April and Mike didn’t have to see the news to know what was in it. As they came in, the desk sergeant was busy with a huge woman in a black silk dress. A thick coating of a white powder covered the woman’s face like a mask. She was claiming that a calico cat in the neighborhood was Christ.
“What would you like me to do about it?” the Desk Sergeant asked politely.
They headed for the stairs, passing the reporters camped out in Reception without being stopped. That was one advantage of not being in charge.
Upstairs in the squad room, the noise level was high, and the air conditioner wasn’t up to its job. The accused mugger who had been so disruptive earlier was no longer in the pen. Two other detectives, both older men with their stomachs sprung and their hair going, were sitting at the desks April and Sanchez had used on the day shift. They didn’t look up from their typewriters as April and Sanchez headed straight for the squad supervisor’s office without stopping first to check for messages.

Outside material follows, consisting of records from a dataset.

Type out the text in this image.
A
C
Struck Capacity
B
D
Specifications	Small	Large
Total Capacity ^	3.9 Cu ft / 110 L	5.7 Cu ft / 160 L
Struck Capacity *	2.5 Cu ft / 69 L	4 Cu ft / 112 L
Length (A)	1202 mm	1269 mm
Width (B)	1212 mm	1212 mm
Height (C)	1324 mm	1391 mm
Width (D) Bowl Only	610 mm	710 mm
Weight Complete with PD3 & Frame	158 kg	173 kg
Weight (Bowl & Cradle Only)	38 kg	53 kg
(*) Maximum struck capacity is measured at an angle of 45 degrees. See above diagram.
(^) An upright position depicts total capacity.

Sergeant Joyce was still there, the phone receiver plugged into her ear. She looked as if she’d been in a dogfight, short hair on end, eyes bloodshot and pouchy, blouse a mess. She hadn’t given up her office to the night supervisor, probably had to kill him for it, April thought.
Hah, considering her boss’s concentration right then, Sergeant Joyce was probably talking to the Mayor himself. April had to revise that speculation when Joyce banged the receiver down at the sight of them. “Well?”

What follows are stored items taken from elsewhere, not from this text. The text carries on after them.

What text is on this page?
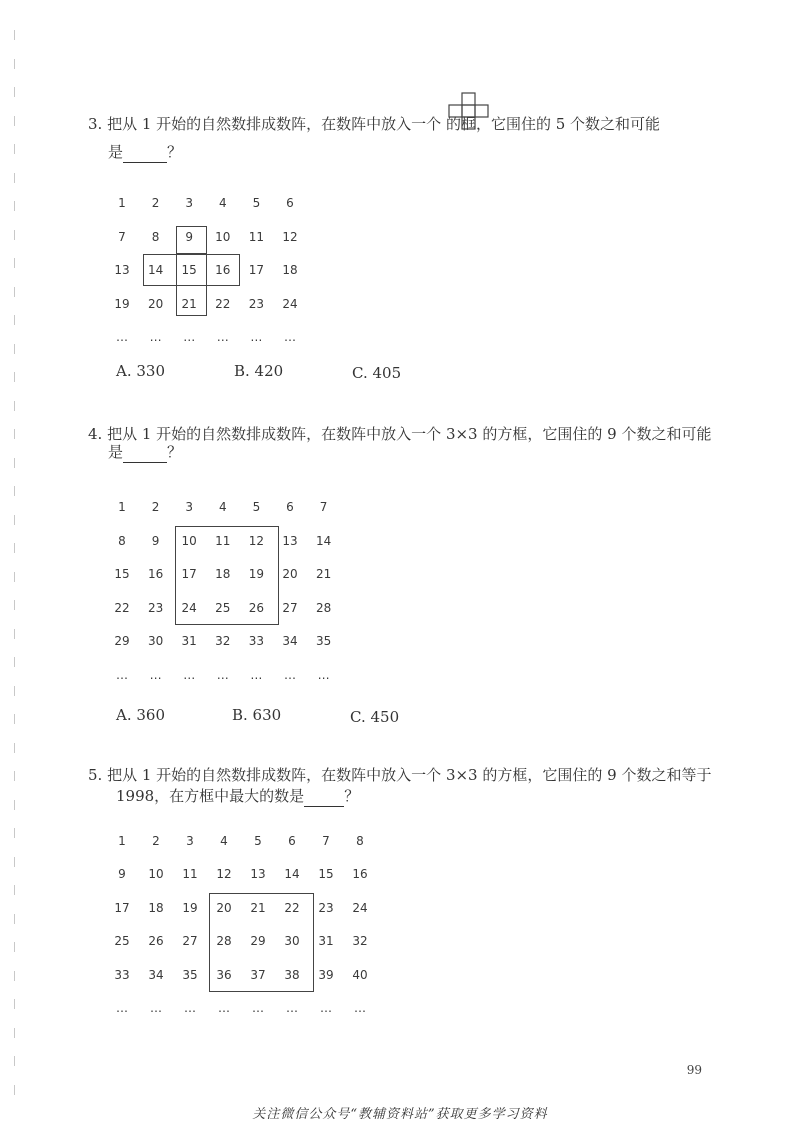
3. 把从 1 开始的自然数排成数阵，在数阵中放入一个 的框，它围住的 5 个数之和可能
是	？
A. 330	B. 420	C. 405
4. 把从 1 开始的自然数排成数阵，在数阵中放入一个 3×3 的方框，它围住的 9 个数之和可能
是	？
A. 360	B. 630	C. 450
5. 把从 1 开始的自然数排成数阵，在数阵中放入一个 3×3 的方框，它围住的 9 个数之和等于
1998，在方框中最大的数是	？
99
关注微信公众号“教辅资料站”获取更多学习资料
1	2	3	4	5	6
7	8	9	10	11	12
13	14	15	16	17	18
19	20	21	22	23	24
…	…	…	…	…	…
1	2	3	4	5	6	7
8	9	10	11	12	13	14
15	16	17	18	19	20	21
22	23	24	25	26	27	28
29	30	31	32	33	34	35
…	…	…	…	…	…	…
1	2	3	4	5	6	7	8
9	10	11	12	13	14	15	16
17	18	19	20	21	22	23	24
25	26	27	28	29	30	31	32
33	34	35	36	37	38	39	40
…	…	…	…	…	…	…	…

“Scratch Olga,” Mike said, taking a chair. “She didn’t go in that day and says she doesn’t know a thing.”
“Didn’t work at all Saturday?”
“Oh, she worked, just not at the store.”
April took her usual place on the windowsill so that Sergeant Joyce had to turn her head to address her.
“What the fuck does that mean, Sanchez?” Joyce didn’t have a lot of patience. This was the kind of case that drove everybody nuts. Columbus Avenue, just around the corner from the precinct, was an upscale neighborhood. Lot of wealthy people lived and shopped there. Reporters in bush jackets no less were hanging around downstairs, cluttering up the place and making everyone nervous with their expectation of a break in the case at any moment. The press was like having a bunch of the other team’s cheerleaders jeering “Do something, do something. When are you going to do something?” all day long while the detectives on the case tried to ignore them and get their work done.

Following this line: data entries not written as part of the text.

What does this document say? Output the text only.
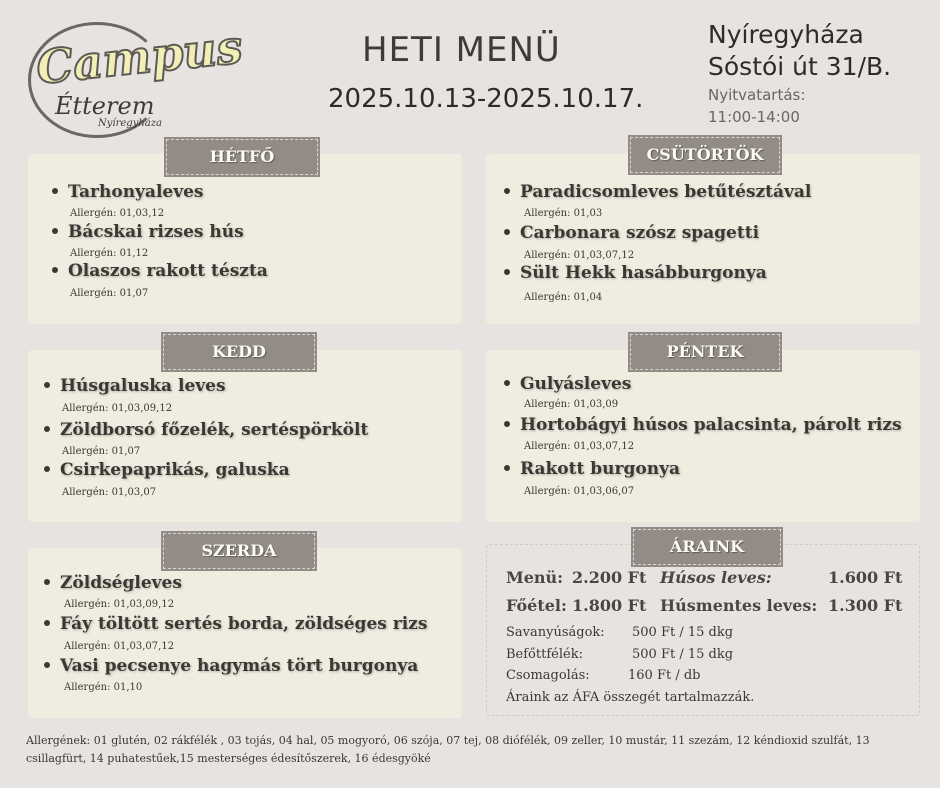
Campus
Étterem
Nyíregyháza
HETI MENÜ
2025.10.13-2025.10.17.
Nyíregyháza
Sóstói út 31/B.
Nyitvatartás:
11:00-14:00
HÉTFŐ
Tarhonyaleves
Allergén: 01,03,12
Bácskai rizses hús
Allergén: 01,12
Olaszos rakott tészta
Allergén: 01,07
KEDD
Húsgaluska leves
Allergén: 01,03,09,12
Zöldborsó főzelék, sertéspörkölt
Allergén: 01,07
Csirkepaprikás, galuska
Allergén: 01,03,07
SZERDA
Zöldségleves
Allergén: 01,03,09,12
Fáy töltött sertés borda, zöldséges rizs
Allergén: 01,03,07,12
Vasi pecsenye hagymás tört burgonya
Allergén: 01,10
CSÜTÖRTÖK
Paradicsomleves betűtésztával
Allergén: 01,03
Carbonara szósz spagetti
Allergén: 01,03,07,12
Sült Hekk hasábburgonya
Allergén: 01,04
PÉNTEK
Gulyásleves
Allergén: 01,03,09
Hortobágyi húsos palacsinta, párolt rizs
Allergén: 01,03,07,12
Rakott burgonya
Allergén: 01,03,06,07
ÁRAINK
Menü: 2.200 Ft Húsos leves:	1.600 Ft
Főétel: 1.800 Ft Húsmentes leves: 1.300 Ft
Savanyúságok: 500 Ft / 15 dkg
Befőttfélék:	500 Ft / 15 dkg
Csomagolás:	160 Ft / db
Áraink az ÁFA összegét tartalmazzák.
Allergének: 01 glutén, 02 rákfélék , 03 tojás, 04 hal, 05 mogyoró, 06 szója, 07 tej, 08 diófélék, 09 zeller, 10 mustár, 11 szezám, 12 kéndioxid szulfát, 13 csillagfürt, 14 puhatestűek,15 mesterséges édesítőszerek, 16 édesgyöké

Word had come down that the Captain wanted this one tied up in a day or two, like the cop found shot in the head in the marshes out by LaGuardia Airport, or the millionaire lawyer stabbed in a motel in the Bronx. Both cases were highly visible; both were nailed within forty-eight hours.
On the windowsill, April got the frigid blast from the air conditioner full force in the face. Reminded her of Maggie Wheeler’s hair blowing in the cold wind and the skin on the dead girl’s arms raised in goose bumps. April knew the goose bumps were a post-mortem thing, had nothing to do with the girl’s being refrigerated for several days. Still, it was unnerving. The corpse seemed to be alive and suffering still. No question her spirit was still there. April shivered. If Maggie were Chinese, her family would try to coax her spirit out of the storeroom and into a joss stick so she could have a peaceful afterlife. But no one would do that for Maggie Wheeler.